Tursz and Nella visit a rural factory where herbs and medicinal plants are prepared and later at a more modern clinic where various natural preparations are manufactured and rigorously tested. At the clinic, a woman from England sings the praises of Ayurvedic treatments which cured her of a painful case of Sepsis, following traditional cancer treatments.

The Ayurvedic approach also extends to healing the body using oils directly applied on the body via massage. One surprising aspect of the treatments is that in one case, a leech is applied to a man's leg to draw blood.

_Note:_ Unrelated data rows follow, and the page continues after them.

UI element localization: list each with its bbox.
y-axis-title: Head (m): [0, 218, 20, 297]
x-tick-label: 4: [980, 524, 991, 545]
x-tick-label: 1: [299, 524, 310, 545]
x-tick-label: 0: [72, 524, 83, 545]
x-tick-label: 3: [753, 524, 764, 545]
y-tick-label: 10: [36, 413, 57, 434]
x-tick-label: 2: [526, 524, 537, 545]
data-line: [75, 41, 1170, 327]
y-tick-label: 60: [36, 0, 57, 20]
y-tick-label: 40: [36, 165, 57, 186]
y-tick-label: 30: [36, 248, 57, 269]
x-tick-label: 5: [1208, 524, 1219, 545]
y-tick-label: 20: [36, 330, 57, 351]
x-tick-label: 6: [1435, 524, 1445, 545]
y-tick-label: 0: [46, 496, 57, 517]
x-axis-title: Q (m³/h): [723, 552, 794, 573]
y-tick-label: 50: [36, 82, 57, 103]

The most interesting aspect of the film is not so much the exploration of the Ayurvedic approach but Dr. Tursz's reaction to it. In one respect it's admirable that Tursz is open-minded enough to come and take a look at the alternative approach. Often he's heard praising the spiritual approach which is missing in western medicine; at one juncture he actually concedes that some traditional practitioners are 'arrogant'. Nonethless, Tursz makes it clear that Ayurvedic practitioners would be seriously remiss if they failed to use the traditional system initially and only utilize Ayurvedic Medicine as a complementary approach.

Dr. Tursz doesn't seem like he would be willing to design experiments where each system is tested as a separate entity. This is borne out at film's end, when Nella accuses him (affectionately), that he hasn't changed a bit and in effect is only paying lip service to the Ayurvedic methodology.

While westerners who have gone for cancer treatments in India actually view treatment as an 'alternative' approach, the Indian practitioners view Ayurvedic medicine as mainly 'preventative'. Hence, they don't seem to object when Dr. Tursz suggests that it would be a mistake to fail to include traditional treatments in conjunction with their own treatments.

From my point of view, Nella's choice to investigate and ultimately undergo Ayurvedic treatments was the right one. After all, everyone knows that the traditional treatments utilizing chemotherapy by western oncologists always leads to damaging side effects to the human body and often to the creation of iatrogenic disorders.

What the documentary fails to do is question the efficacy of the Ayurvedic treatment for cancer in more detail. There needed to be more examples of both success and failure in the Ayuvedic treatment of cancer so that people can decide for themselves whether ultimately this is the route they want to go. Nonetheless, 'Indian Summer' has great value in making people aware that there are alternatives out there for treatment of serious diseases such as cancer and there are courageous people such as Nella, who are able to think for themselves and not be intimidated by orthodox practitioners, who often insist that the axiom, 'my way or the highway', is the only one to follow.